LEARN with Colleagues Committed to Equity in Learning and Literacy: The 2018-19 Marginal Syllabus

October 24, 2018
By Christina Cantrill

Read the full LEARN 2018-19 Marginal Syllabus

The 2018-19 Marginal Syllabus, titled Literacy, Equity + Remarkable Notes = LEARN, is kicking off this year on October 29, 2018. LEARN has been co-developed in partnership with the National Writing Project (NWP) and the National Council of Teachers of English (NCTE). This third iteration of the Marginal Syllabus welcomes our partnership with NCTE as a leading publisher who has made openly accessible a curated set of texts to anchor our social reading, writing, and discussion about the intersection of literacy and equity.

The Marginal Syllabus invites connected learners interested in equity—including educators from K-12 and higher education, formal and informal settings, and in and out of school contexts—to read and annotate online texts, collaborate in the margins of texts with other readers and partner authors, and engage throughout 2018-19 in eight public conversations about equity in learning and literacy.

Tapping into the “Geeky Book Club”

Designed as a “geeky book club” to foster equity-oriented learning for educators, the Marginal Syllabus uses the web annotation platform Hypothesis to guide educators’ open and critical conversations about equity, literacy, and learning. With this year’s eight conversations scheduled from October, 2018 through June, 2019, we seek to surface a range of remarkable notes in the margins of these texts, while also centering our focus on topics and scholarship that often are on the margins of teaching and learning.

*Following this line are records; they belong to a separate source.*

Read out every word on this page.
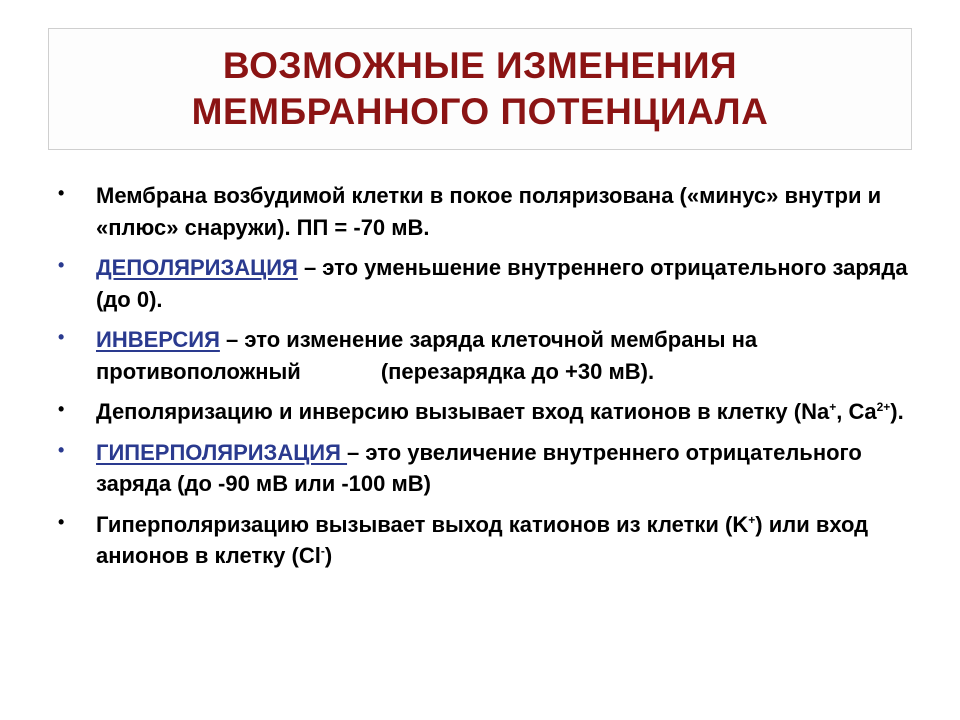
ВОЗМОЖНЫЕ ИЗМЕНЕНИЯ
МЕМБРАННОГО ПОТЕНЦИАЛА
• Мембрана возбудимой клетки в покое поляризована («минус» внутри и «плюс» снаружи). ПП = -70 мВ.
• ДЕПОЛЯРИЗАЦИЯ – это уменьшение внутреннего отрицательного заряда (до 0).
• ИНВЕРСИЯ – это изменение заряда клеточной мембраны на противоположный	(перезарядка до +30 мВ).
• Деполяризацию и инверсию вызывает вход катионов в клетку (Na+, $Ca^{2+}$).
• ГИПЕРПОЛЯРИЗАЦИЯ – это увеличение внутреннего отрицательного заряда (до -90 мВ или -100 мВ)
• Гиперполяризацию вызывает выход катионов из клетки (K+) или вход анионов в клетку (Cl-)
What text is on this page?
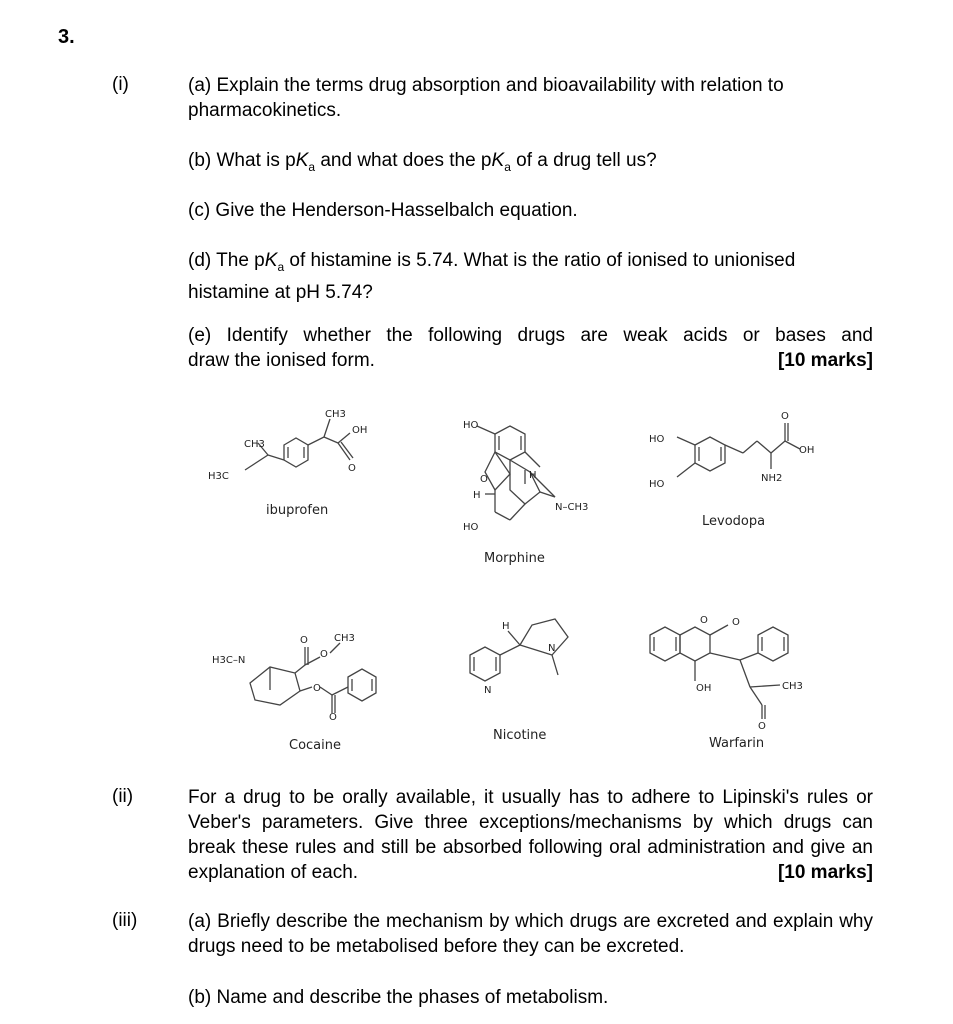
3.
(i)	(a) Explain the terms drug absorption and bioavailability with relation to pharmacokinetics.
(b) What is $pK_a$ and what does the $pK_a$ of a drug tell us?
(c) Give the Henderson-Hasselbalch equation.
(d) The $pK_a$ of histamine is 5.74. What is the ratio of ionised to unionised histamine at pH 5.74?
(e) Identify whether the following drugs are weak acids or bases and
draw the ionised form.	[10 marks]
CH3
CH3
H3C
OH
O
ibuprofen
HO
O
H
H
N–CH3
HO
Morphine
HO
HO
O
OH
NH2
Levodopa
H3C–N
O
O
CH3
O
O
Cocaine
H
N
N
Nicotine
O O
OH	CH3
O
Warfarin
(ii)	For a drug to be orally available, it usually has to adhere to Lipinski's rules or Veber's parameters. Give three exceptions/mechanisms by which drugs can break these rules and still be absorbed following oral administration and give an explanation of each.	[10 marks]
(iii)	(a) Briefly describe the mechanism by which drugs are excreted and explain why drugs need to be metabolised before they can be excreted.
(b) Name and describe the phases of metabolism.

The Marginal Syllabus is especially thankful to the 19 partner authors whose eight texts are included in the 2018-19 syllabus. Our sincere thanks to:

  • October/November: Antero Garcia and Elizabeth Dutro
  • December: Marcelle Haddix
  • January: Allison Skerrett, Amber Warrington, and Thea Williamson
  • February: Valerie Kinloch, Tanja Burkhard, and Carlotta Penn
  • March: Debbie Reese
  • April: Andrea Vaughan, Rebecca Woodard, Nathan Phillips, and Kara Taylor
  • May: Everardo Pedraza and R. Joseph Rodríguez
  • June: Jemimah Young, Marquita Foster, and Dorothy Hines

How it Works

LEARN will kick off the last week of October, 2018 and run through June, 2019.

Each month, a new reading will be posted online and a link to the annotatable text will be featured in the syllabus document (except in October as we start at the end of the month and continue that first conversation through November).

Related events happening that month will also be announced. CLTV broadcasts will be aired at educatorinnovator.org; follow #marginalsyllabus to keep abreast of these opportunities. NCTE will publicize each month’s event via INBOX, its member newsletter.

We encourage your participation in the annotation conversation each month, and readings will remain online as openly accessible resources for ongoing reference, annotation, and discussion.

We also encourage you to use these readings and the opportunity to annotate however it best works for you—organize a study group, invite learners from a class you are teaching, engage as an individual, or connect it to a meeting or course.

Get Started with Online Annotation via Hypothesis

Annotation is the act of commenting and/or otherwise marking up a set of texts in order to add to your reading and/or keep track of your thinking. As an open online tool, Hypothesis adds a new dimension to your reading and note-taking, making it publicly available and therefore socially shared.

Using Hypothesis is as easy as clicking on this activated link to the texts shared below. From there you can see and read all public annotations left by others; Join/login to Hypothesis to add your own annotations. You can also use Hypothesis more regularly to annotate other online content; visit the website to learn how. There are also resources for educators for those considering using this in a course or other learning situation.

About Marginal Syllabus

Started in 2016, the Marginal Syllabus convenes and sustains conversations with educators about issues of equity in teaching, learning, and education. The project’s name, design, and learning opportunities are intentional references to interpretations of the word marginal: the Marginal Syllabus collaborates with authors whose writing is contrary, or marginal, to dominant education norms; the Marginal Syllabus hosts and curates publicly accessible conversations among educators that occur in the margins of online texts using open and collaborative web annotation; and the Marginal Syllabus supports educator collaboration via the open-source web annotation technology Hypothesis, a tool that is marginal to commercial edtech. The Marginal Syllabus is a multi-stakeholder partnership among educators, the National Writing Project, the National Council of Teachers of English, Hypothesis, authors and publishers of scholarship, and educational researchers.